Evaluate the preoperative x-rays for signs of patella baja caused by scarring of the patellar ligament, or subsidence of femoral component secondary to osteolysis or fracture.  Distal femoral bone loss must be replaced with augments to prevent baja.  Using a larger poly to fill  big extension gap caused by femoral bone loss will cause Patella Baja.  The length of the femur is shortened by the bone loss, while the length of the proximal tibia is increased by the large poly.  For example, if you remove 14 mm of distal femur and place a primary femur implant (remember all primary TKA have 9 mm of metal to replace the distal femur bone), then you’ve moved the joint line up by 5 mm, so the patella is now 5 mm lower in relation to the raised joint line.  This should be corrected by placing 5 mm augments on distal femur portion of the implant (remember augments to the distal femur will affect the extension gap only, not the flexion gap).  

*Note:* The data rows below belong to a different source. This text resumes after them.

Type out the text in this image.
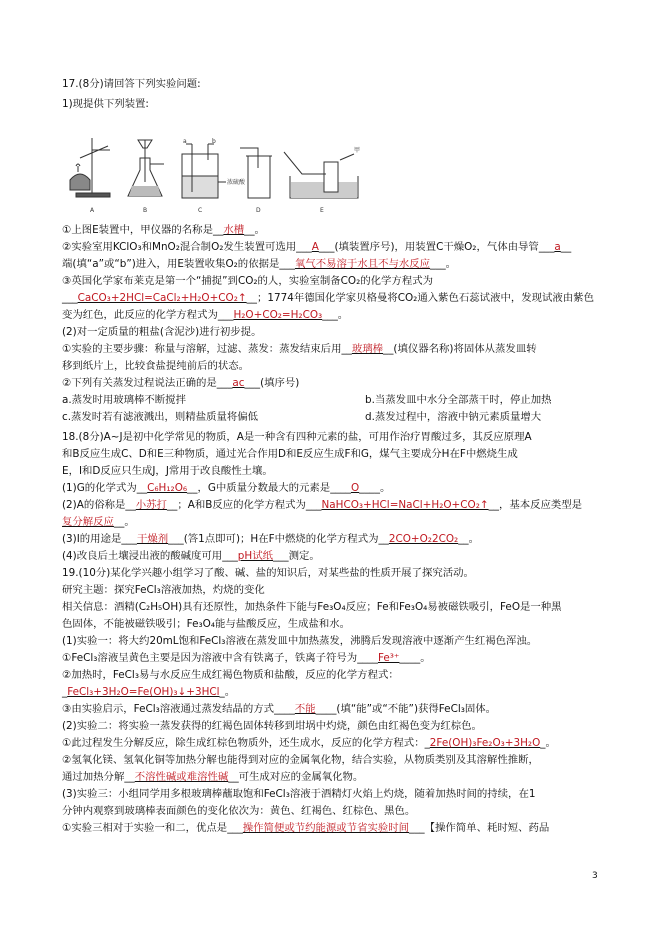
17.(8分)请回答下列实验问题:
1)现提供下列装置:
a	b
浓硫酸
甲
A	B	C	D	E
①上图E装置中，甲仪器的名称是__水槽__。
②实验室用KClO₃和MnO₂混合制O₂发生装置可选用___A___(填装置序号)，用装置C干燥O₂，气体由导管___a__
端(填“a”或“b”)进入，用E装置收集O₂的依据是___氧气不易溶于水且不与水反应___。
③英国化学家布莱克是第一个“捕捉”到CO₂的人，实验室制备CO₂的化学方程式为
___CaCO₃+2HCl=CaCl₂+H₂O+CO₂↑__；1774年德国化学家贝格曼将CO₂通入紫色石蕊试液中，发现试液由紫色
变为红色，此反应的化学方程式为___H₂O+CO₂=H₂CO₃___。
(2)对一定质量的粗盐(含泥沙)进行初步提。
①实验的主要步骤：称量与溶解，过滤、蒸发：蒸发结束后用__玻璃棒__(填仪器名称)将固体从蒸发皿转
移到纸片上，比较食盐提纯前后的状态。
②下列有关蒸发过程说法正确的是___ac___(填序号)
a.蒸发时用玻璃棒不断搅拌	b.当蒸发皿中水分全部蒸干时，停止加热
c.蒸发时若有滤液溅出，则精盐质量将偏低	d.蒸发过程中，溶液中钠元素质量增大
18.(8分)A~J是初中化学常见的物质，A是一种含有四种元素的盐，可用作治疗胃酸过多，其反应原理A
和B反应生成C、D和E三种物质，通过光合作用D和E反应生成F和G，煤气主要成分H在F中燃烧生成
E，I和D反应只生成J，J常用于改良酸性土壤。
(1)G的化学式为__C₆H₁₂O₆__，G中质量分数最大的元素是____O____。
(2)A的俗称是__小苏打__；A和B反应的化学方程式为___NaHCO₃+HCl=NaCl+H₂O+CO₂↑__，基本反应类型是
复分解反应__。
(3)I的用途是___干燥剂___(答1点即可)；H在F中燃烧的化学方程式为__2CO+O₂2CO₂__。
(4)改良后土壤浸出液的酸碱度可用___pH试纸___测定。
19.(10分)某化学兴趣小组学习了酸、碱、盐的知识后，对某些盐的性质开展了探究活动。
研究主题：探究FeCl₃溶液加热，灼烧的变化
相关信息：酒精(C₂H₅OH)具有还原性，加热条件下能与Fe₃O₄反应；Fe和Fe₃O₄易被磁铁吸引，FeO是一种黑
色固体，不能被磁铁吸引；Fe₃O₄能与盐酸反应，生成盐和水。
(1)实验一：将大约20mL饱和FeCl₃溶液在蒸发皿中加热蒸发，沸腾后发现溶液中逐渐产生红褐色浑浊。
①FeCl₃溶液呈黄色主要是因为溶液中含有铁离子，铁离子符号为____Fe³⁺____。
②加热时，FeCl₃易与水反应生成红褐色物质和盐酸，反应的化学方程式：
_FeCl₃+3H₂O=Fe(OH)₃↓+3HCl_。
③由实验启示，FeCl₃溶液通过蒸发结晶的方式____不能____(填“能”或“不能”)获得FeCl₃固体。
(2)实验二：将实验一蒸发获得的红褐色固体转移到坩埚中灼烧，颜色由红褐色变为红棕色。
①此过程发生分解反应，除生成红棕色物质外，还生成水，反应的化学方程式：_2Fe(OH)₃Fe₂O₃+3H₂O_。
②氢氧化镁、氢氧化铜等加热分解也能得到对应的金属氧化物，结合实验，从物质类别及其溶解性推断，
通过加热分解__不溶性碱或难溶性碱__可生成对应的金属氧化物。
(3)实验三：小组同学用多根玻璃棒蘸取饱和FeCl₃溶液于酒精灯火焰上灼烧，随着加热时间的持续，在1
分钟内观察到玻璃棒表面颜色的变化依次为：黄色、红褐色、红棕色、黑色。
①实验三相对于实验一和二，优点是___操作简便或节约能源或节省实验时间___【操作简单、耗时短、药品
3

Intraoperatively, you can identify baja if the inferior pole of the patella is touching the poly with the knee in extension.  The inferior pole of the patella should be sitting in the trochlear groove.  

Radiographic measures to determine the position of the joint line.  The Insall-Salvati Ratio can describe the relative position of the patella by measuring the distance between the distal pole of the patella to the proximal tibia divided by the length of the patella itself.  The denominator (the patellar length) is constant.  The distance of the patella from the tibia (the patellar tendon length) is variable.  If patella is sitting too close to the tibia, its sitting too low, and therefore its Baja.  There are other generalizable radiographic criteria.  The Joint line is 10 mm above the fibular head, 25 mm below the lateral epicondyle, and 35 mm below the medial epicondyle.